Given the following two tables
users
user_id name join_date
1 Jon 2020-02-14
2 Jane 2020-02-14
3 Jill 2020-02-15
4 Josh 2020-02-15
5 Jean 2020-02-16
6 Justin 2020-02-17
7 Jeremy 2020-02-18
events
user_id type access_date
1 F1 2020-03-01
2 F2 2020-03-02
2 P 2020-03-12
3 F2 2020-03-15
4 F2 2020-03-15
1 P 2020-03-16
3 P 2020-03-22
return the fraction of users, rounded to two decimal places, who accessed feature two (type: F2 in events table) and upgraded to premium within the first 30 days of signing up.
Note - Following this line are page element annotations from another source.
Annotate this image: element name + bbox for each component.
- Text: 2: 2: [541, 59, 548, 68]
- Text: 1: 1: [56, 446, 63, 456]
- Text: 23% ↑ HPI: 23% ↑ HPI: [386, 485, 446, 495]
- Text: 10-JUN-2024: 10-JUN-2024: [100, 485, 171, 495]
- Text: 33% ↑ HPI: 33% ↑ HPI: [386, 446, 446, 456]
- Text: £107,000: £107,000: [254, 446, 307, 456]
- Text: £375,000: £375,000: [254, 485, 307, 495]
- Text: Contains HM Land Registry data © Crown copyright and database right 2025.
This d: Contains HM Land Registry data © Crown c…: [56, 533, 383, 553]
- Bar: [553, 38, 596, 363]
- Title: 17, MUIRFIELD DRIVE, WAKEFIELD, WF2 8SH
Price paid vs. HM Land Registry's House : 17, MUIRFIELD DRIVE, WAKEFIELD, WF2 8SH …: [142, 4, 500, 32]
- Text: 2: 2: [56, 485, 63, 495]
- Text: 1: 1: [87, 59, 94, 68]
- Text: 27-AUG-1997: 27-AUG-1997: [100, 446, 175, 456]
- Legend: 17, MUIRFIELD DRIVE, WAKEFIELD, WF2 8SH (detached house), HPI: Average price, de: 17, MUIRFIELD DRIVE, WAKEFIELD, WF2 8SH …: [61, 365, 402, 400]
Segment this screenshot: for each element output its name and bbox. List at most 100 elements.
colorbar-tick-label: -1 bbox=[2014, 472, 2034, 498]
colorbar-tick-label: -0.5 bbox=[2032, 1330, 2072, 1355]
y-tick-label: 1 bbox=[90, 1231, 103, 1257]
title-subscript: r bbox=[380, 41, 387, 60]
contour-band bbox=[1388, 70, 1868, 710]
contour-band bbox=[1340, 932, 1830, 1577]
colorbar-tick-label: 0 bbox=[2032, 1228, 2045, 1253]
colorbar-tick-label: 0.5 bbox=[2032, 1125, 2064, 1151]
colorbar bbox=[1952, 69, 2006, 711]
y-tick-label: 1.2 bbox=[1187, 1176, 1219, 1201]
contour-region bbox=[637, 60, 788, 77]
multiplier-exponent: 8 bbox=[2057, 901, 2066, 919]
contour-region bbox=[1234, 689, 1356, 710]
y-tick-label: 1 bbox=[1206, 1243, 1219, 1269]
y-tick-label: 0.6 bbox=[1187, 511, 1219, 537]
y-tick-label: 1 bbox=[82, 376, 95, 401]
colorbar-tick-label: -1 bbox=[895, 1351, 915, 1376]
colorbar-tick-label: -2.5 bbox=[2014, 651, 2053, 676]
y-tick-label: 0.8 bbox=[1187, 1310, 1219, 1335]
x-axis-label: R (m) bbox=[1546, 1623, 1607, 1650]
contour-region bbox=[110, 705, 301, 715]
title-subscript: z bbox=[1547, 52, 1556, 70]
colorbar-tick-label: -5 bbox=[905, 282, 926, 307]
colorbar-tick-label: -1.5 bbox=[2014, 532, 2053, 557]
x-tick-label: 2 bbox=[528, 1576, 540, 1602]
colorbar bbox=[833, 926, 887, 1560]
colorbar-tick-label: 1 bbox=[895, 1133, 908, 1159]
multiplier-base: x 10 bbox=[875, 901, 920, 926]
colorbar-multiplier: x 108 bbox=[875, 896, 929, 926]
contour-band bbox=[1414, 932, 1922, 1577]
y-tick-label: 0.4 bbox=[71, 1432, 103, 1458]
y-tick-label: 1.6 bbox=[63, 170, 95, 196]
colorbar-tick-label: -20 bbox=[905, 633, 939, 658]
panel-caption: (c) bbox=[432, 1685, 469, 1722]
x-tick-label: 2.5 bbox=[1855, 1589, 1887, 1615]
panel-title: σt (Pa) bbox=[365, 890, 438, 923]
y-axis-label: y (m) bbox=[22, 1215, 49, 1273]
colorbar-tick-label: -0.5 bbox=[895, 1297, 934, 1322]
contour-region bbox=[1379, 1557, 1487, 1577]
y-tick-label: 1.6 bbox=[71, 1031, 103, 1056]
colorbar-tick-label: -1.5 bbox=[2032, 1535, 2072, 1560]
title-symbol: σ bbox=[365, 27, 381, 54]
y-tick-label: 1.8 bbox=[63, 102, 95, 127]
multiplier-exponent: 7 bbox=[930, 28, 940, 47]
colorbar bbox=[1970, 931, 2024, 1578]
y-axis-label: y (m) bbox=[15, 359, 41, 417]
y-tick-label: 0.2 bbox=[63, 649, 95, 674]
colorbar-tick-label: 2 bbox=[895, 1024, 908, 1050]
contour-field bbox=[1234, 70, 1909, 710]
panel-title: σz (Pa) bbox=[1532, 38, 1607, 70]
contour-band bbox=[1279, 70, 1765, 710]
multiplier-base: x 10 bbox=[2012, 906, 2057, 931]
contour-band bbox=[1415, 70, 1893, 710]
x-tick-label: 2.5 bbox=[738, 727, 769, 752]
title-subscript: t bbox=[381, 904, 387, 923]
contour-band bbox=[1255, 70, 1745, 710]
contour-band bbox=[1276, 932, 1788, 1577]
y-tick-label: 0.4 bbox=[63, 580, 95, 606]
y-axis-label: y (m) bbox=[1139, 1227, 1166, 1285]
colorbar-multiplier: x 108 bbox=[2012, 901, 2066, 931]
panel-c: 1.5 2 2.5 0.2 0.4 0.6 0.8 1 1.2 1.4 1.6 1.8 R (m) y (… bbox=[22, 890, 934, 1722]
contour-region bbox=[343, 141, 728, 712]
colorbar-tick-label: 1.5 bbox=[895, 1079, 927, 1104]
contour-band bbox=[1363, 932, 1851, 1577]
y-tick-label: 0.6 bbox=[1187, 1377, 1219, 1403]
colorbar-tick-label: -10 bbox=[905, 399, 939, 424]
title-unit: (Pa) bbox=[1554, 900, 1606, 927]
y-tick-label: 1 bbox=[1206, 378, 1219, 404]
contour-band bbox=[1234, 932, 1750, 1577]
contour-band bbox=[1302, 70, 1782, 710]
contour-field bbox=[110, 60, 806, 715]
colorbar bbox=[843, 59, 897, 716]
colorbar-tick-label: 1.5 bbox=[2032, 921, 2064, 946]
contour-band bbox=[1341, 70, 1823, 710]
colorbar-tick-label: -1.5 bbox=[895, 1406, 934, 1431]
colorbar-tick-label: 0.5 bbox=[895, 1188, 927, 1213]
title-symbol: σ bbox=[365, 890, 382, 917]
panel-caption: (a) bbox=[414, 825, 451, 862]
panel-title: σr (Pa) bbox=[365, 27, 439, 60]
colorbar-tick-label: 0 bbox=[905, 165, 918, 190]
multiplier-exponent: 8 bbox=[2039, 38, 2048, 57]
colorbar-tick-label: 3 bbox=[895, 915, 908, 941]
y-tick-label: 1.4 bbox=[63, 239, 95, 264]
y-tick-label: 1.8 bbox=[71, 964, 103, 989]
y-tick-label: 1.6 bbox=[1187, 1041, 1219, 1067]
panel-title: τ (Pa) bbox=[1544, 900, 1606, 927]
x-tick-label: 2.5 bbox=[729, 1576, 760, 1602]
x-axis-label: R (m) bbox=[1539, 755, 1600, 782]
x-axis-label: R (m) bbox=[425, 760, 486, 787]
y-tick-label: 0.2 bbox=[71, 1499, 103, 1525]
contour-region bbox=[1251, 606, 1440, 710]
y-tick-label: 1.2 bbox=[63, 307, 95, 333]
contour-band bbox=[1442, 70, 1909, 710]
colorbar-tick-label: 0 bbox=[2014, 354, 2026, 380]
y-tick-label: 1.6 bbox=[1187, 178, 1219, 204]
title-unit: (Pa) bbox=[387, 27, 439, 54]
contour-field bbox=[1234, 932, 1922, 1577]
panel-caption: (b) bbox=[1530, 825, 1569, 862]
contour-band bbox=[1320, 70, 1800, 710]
It should give upgrade_rate 0.33.
Here is my attempt
;WITH users AS (
SELECT * FROM (
VALUES
(1, 'Jon', CAST('14-02-20' AS date)),
(2, 'Jane', CAST('14-02-20' AS date)),
(3, 'Jill', CAST('15-02-20' AS date)),
(4, 'Josh', CAST('15-02-20' AS date)),
(5, 'Jean', CAST('16-02-20' AS date)),
(6, 'Justin', CAST('17-02-20' AS date)),
(7, 'Jeremy', CAST('18-02-20' AS date))
) AS _ (user_id, name, join_date)
),
events AS (
SELECT * FROM (
VALUES
(1, 'F1', CAST('01-03-20' AS date)),
(2, 'F2', CAST('02-03-20' AS date)),
(2, 'P', CAST('12-03-20' AS date)),
(3, 'F2', CAST('15-03-20' AS date)),
(4, 'F2', CAST('15-03-20' AS date)),
(1, 'P', CAST('16-03-20' AS date)),
(3, 'P', CAST('22-03-20' AS date))
) AS _ (user_id, type, access_date)
),
feature_two_upg AS (
SELECT *
FROM events
WHERE type = 'F2'
),
premium_upg AS (
SELECT *
FROM events
WHERE type = 'P'
),
differ_date AS (
SELECT feature.user_id, premium.access_date
FROM feature_two_upg AS feature
INNER JOIN premium_upg AS premium
ON feature.user_id = premium.user_id
WHERE DATEDIFF(DAY, feature.access_date, premium.access_date) < 30
)
SELECT ROUND(AVG(CAST(CASE WHEN differ_date.user_id IS NOT NULL THEN 1.0 ELSE 0.0 END AS float)), 2) AS upgrade_rate
FROM users
LEFT JOIN differ_date
ON users.user_id = differ_date.user_id
Right now it's giving me 0.29 upgrade_rate and I'm wondering why
CodePudding user response:
So, I'm checking your query, let's show the result from table without the function
SELECT users.user_id, differ_date.user_id
FROM users
LEFT JOIN differ_date
ON users.user_id = differ_date.user_id
The result is this
users.user_id differ_date.user_id
1 NULL
2 2
3 3
4 NULL
5 NULL
6 NULL
7 NULL
Now checking your formula, each time the differ_date.user_id is not null you sum 1, the function avg count the 7 register then, is 2 / 7 = 0.28571428, round by 2 = 0.29
Best Regards
CodePudding user response:
When I run this, I get 0.00, UNLESS I comment out WHERE DATEDIFF(DAY, feature.access_date, premium.access_date) < 30 in differ_date, Then I get .29.